Rejections: DAILY_CAP_EXCEEDED, MODEL_NOT_ALLOWED, DISABLED_FLAG

10.2 Logs

Correlation id (request id) end‑to‑end

Redact message content by default (toggle for debugging)

10.3 Alerts (SNS/Slack)

5xx rate > 2% over 5m

DISABLED_FLAG set to false (notify)

User at 80% and 100% of daily cap (optional DM)

Cost anomaly (tokens/day spike)

11) Security Considerations

No API key leakage in logs; rotate keys quarterly.

Optional HMAC sidecar token per request (defense in depth).

WAF geo/IP allowlist if necessary.

Content guardrails (Bedrock Guardrails) for policy compliance.

12) Deployment & IaC

CDK (TypeScript/Java) project containing:
- API Gateway (routes, models), Usage Plans, API Keys (seed via script)
- Lambdas (Authorizer + Proxy) with env vars for table names/params
- DynamoDB tables, autoscaling RCU/WCU
- SSM params with defaults
- Optional WAF association

Environments: dev, staging, prod; feature flags per env

CI/CD: GitHub Actions to synth/deploy; unit + integration tests

13) Runbooks

13.1 Emergency Shutdown

Set /app/bedrock/enabled=false (Immediate soft stop).

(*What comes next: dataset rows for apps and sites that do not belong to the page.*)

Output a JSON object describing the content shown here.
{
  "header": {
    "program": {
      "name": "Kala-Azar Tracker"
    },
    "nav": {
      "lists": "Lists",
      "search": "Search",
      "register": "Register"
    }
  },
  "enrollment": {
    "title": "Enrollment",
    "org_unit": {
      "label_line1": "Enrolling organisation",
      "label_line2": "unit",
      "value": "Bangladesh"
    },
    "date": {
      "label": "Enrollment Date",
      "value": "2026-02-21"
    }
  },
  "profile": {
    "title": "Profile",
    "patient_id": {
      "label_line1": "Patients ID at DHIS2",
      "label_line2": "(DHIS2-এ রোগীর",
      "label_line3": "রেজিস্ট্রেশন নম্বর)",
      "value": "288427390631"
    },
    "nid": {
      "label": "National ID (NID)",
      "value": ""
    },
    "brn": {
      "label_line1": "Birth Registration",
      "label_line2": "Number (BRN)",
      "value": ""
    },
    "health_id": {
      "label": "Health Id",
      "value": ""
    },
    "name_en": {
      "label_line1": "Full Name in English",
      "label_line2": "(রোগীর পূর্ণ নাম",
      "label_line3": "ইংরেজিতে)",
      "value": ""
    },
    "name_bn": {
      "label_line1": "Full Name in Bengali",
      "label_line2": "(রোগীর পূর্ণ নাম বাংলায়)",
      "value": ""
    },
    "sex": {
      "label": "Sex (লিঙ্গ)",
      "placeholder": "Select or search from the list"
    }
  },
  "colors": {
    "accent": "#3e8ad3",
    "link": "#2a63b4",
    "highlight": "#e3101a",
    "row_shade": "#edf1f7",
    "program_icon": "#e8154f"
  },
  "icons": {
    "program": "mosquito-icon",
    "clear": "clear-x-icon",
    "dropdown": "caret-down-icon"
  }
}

If not sufficient, attach Org SCP denying bedrock:* to account/OU.

Optionally disable Bedrock model access in console.

13.2 Raise/Lower User Cap

Update GatewayUsers.dailyOutputCap; change takes effect immediately.

13.3 Key Rotation

Create new API key, map to user, notify; revoke old key after grace period.

13.4 Hotspot/Abuse

Move user to stricter Usage Plan or suspend user; add WAF rule.

14) Testing Strategy

Unit tests: payload validation, authorizer cap math, DDB updates

Contract tests: /v1/chat success/429/403/400 cases

Load tests: confirm API GW TPS enforcement; backpressure behavior

Chaos: Bedrock 5xx/latency injections; ensure graceful degradation

Security: key rotation test; WAF rule efficacy

15) Cost Model (rough)

API Gateway requests (per million)

Lambda GB‑seconds (authorizer + proxy)

DynamoDB RCUs/WCUs proportional to calls (two writes per request worst‑case)

Bedrock tokens (dominant cost) – tracked via usage metrics

Optimizations: batch writes (streaming buffer), on‑demand → provisioned with autoscaling, aggregate counters with periodic compaction.

17) Open Questions

Do we need per‑team budgets in addition to per‑user?

Retention for logs and token usage (90 vs 180 days)?